Uma das chaves para superar esses obstáculos é buscar parcerias internacionais mais sólidas. É por isso que o BEI, a Organização das Nações Unidas para a Alimentação e a Agricultura e outras organizações internacionais estão trabalhando em colaboração estreita para promover a segurança alimentar, a sustentabilidade ambiental e a resiliência climática. Ao reunir recursos e experiências, sobretudo na África Subsaariana, podemos superar os desafios crônicos de financiamento.

Por exemplo, aproveitando a experiência e o poder de convocação da FAO, podemos oferecer mais financiamento para atividades agroalimentares e bioeconômicas. Só em 2023, o Centro de Investimento da FAO ajudou a mobilizar US$ 6,6 bilhões em novos investimentos, elaborando 38 projetos de investimento público apoiados por parceiros financeiros em 26 países. E isso se somou ao apoio à implementação de projetos em andamento, representando um total de cerca de US$ 46,7 bilhões.

No entanto, o aumento desse financiamento requer o tipo certo de ferramentas, principalmente produtos financeiros que reduzam o risco para o setor privado. Por exemplo, o financiamento misto - que combina fundos públicos e privados - e mecanismos de financiamento inovadores, como os títulos climáticos, podem tornar esses investimentos mais atraentes para o capital que ainda está à margem.
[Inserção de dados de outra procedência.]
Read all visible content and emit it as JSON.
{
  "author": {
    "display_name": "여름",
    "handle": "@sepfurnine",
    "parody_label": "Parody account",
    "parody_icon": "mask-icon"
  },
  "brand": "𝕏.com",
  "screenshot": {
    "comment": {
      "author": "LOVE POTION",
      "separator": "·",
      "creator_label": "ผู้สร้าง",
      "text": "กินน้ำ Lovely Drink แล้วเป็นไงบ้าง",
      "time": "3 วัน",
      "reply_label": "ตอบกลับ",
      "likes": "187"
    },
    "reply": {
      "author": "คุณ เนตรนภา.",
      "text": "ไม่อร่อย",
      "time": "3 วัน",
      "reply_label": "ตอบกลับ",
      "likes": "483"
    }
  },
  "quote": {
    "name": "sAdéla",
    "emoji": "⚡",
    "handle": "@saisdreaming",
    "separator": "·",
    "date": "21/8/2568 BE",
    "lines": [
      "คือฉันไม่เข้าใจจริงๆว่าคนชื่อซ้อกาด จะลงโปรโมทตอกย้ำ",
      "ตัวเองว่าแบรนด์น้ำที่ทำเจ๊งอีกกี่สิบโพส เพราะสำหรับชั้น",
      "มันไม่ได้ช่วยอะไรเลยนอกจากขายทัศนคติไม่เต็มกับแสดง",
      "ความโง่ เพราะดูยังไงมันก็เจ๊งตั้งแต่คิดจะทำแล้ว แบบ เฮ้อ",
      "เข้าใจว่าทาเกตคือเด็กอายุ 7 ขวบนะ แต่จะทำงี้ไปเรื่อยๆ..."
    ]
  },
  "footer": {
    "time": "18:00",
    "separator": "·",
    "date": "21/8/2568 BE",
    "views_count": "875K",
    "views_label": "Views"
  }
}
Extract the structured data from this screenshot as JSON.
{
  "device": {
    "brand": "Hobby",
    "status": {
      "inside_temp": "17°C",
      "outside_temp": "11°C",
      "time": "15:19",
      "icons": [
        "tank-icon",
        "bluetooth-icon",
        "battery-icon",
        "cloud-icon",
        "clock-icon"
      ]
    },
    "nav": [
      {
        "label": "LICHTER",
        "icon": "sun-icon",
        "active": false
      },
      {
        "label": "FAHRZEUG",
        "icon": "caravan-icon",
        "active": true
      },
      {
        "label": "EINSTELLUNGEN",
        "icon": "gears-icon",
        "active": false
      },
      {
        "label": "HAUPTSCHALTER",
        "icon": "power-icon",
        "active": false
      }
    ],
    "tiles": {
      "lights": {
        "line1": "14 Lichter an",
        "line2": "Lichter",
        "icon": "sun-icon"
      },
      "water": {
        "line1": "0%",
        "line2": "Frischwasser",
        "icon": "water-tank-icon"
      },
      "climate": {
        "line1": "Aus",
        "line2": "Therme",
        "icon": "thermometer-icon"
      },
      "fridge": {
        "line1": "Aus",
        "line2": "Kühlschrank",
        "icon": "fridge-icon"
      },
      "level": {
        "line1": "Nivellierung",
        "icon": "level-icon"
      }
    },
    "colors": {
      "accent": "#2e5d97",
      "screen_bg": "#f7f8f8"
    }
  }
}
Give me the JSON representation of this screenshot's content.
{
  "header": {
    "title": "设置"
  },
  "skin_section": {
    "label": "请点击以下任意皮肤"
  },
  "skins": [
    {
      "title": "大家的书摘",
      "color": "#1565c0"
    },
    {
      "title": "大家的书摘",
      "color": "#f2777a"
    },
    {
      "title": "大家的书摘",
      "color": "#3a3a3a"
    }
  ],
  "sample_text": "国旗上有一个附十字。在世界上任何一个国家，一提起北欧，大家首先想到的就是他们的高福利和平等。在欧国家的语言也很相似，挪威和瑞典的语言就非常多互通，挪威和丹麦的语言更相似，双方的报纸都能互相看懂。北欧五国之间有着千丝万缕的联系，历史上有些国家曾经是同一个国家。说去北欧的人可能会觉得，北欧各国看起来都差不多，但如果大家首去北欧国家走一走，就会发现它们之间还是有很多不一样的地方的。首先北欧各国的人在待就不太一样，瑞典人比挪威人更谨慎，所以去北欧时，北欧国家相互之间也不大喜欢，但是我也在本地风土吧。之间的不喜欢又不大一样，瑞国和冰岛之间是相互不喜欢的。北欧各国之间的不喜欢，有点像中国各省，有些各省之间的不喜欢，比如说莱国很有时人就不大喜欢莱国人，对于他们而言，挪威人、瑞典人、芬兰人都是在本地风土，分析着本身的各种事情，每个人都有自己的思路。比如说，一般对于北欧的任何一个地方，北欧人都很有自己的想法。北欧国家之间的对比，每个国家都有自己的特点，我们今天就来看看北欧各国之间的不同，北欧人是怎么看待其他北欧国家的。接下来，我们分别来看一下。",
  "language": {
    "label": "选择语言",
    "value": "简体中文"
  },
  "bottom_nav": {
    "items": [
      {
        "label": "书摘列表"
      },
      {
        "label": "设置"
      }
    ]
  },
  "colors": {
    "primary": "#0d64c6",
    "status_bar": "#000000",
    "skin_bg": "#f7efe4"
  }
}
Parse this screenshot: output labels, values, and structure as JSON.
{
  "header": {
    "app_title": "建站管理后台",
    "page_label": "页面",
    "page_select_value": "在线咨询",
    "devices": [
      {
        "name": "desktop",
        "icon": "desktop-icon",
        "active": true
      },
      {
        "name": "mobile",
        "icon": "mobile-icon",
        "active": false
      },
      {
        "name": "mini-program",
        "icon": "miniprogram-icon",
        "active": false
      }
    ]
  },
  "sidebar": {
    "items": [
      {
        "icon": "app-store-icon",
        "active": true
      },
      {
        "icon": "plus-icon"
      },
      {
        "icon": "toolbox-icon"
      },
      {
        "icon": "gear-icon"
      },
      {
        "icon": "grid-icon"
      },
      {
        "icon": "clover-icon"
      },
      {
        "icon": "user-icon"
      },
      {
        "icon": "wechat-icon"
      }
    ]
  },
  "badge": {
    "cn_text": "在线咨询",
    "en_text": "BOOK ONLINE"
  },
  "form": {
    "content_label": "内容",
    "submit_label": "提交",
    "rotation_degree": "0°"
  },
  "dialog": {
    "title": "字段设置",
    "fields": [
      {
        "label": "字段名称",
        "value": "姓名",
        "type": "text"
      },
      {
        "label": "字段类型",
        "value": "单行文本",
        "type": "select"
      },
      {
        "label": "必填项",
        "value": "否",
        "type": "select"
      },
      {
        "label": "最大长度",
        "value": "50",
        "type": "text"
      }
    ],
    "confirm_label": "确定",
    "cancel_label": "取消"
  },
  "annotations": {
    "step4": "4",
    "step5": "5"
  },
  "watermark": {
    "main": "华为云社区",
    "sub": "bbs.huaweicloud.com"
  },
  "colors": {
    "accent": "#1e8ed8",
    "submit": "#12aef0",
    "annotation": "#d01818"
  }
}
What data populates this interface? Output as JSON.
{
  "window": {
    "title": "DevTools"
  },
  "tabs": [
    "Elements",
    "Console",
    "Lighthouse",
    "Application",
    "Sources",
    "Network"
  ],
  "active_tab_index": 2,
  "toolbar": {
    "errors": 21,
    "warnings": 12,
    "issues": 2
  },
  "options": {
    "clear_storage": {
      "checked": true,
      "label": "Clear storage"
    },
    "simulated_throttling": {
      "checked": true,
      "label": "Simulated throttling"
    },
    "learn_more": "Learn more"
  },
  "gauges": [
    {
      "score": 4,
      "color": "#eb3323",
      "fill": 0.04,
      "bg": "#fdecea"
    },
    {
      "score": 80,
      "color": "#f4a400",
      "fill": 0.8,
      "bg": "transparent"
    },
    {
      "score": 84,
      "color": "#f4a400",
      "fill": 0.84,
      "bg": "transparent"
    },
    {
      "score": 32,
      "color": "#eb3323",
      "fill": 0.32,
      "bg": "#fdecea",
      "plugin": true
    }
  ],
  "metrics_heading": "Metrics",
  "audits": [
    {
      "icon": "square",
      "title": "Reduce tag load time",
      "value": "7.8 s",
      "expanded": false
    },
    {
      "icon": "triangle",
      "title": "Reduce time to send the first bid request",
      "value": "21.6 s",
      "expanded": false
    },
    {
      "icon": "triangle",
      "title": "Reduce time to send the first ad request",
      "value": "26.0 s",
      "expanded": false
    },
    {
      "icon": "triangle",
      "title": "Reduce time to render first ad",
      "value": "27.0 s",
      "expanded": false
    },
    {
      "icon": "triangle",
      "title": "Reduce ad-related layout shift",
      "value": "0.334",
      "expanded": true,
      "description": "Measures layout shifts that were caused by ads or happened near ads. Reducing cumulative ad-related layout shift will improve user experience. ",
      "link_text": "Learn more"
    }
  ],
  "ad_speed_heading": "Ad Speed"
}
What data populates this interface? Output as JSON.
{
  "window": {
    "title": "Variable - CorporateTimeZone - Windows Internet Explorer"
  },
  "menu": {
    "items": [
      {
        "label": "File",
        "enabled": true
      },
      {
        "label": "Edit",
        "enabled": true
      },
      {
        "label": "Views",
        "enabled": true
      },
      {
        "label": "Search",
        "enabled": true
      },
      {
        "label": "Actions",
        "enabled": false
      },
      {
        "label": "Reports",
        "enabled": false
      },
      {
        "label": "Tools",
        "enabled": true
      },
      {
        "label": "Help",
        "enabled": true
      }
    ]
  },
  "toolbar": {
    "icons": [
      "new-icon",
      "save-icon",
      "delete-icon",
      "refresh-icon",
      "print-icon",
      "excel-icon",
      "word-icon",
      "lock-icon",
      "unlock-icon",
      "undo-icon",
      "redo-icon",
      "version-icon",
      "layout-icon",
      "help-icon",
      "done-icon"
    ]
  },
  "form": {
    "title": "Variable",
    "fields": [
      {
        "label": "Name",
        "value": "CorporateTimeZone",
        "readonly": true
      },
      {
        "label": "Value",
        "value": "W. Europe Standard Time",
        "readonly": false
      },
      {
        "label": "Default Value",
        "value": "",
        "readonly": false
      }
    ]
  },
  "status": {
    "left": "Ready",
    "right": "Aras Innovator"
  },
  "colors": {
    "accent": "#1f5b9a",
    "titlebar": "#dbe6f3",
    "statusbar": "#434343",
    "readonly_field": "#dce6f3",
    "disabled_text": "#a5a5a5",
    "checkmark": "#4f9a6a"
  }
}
Alimentar o mundo não é apenas uma responsabilidade moral; é um imperativo estratégico. A fome é uma crise global imediata que exige investimentos maciços. Felizmente, as possíveis recompensas valem a pena. Os sistemas agroalimentares sustentáveis fazem muito mais do que simplesmente reduzir a pobreza e a fome. Eles também criam empregos, promovem o crescimento econômico, reduzem a desigualdade de gênero, melhoram a saúde e constroem comunidades mais fortes. O retorno é enorme, e o custo de não fazer nada é ainda maior.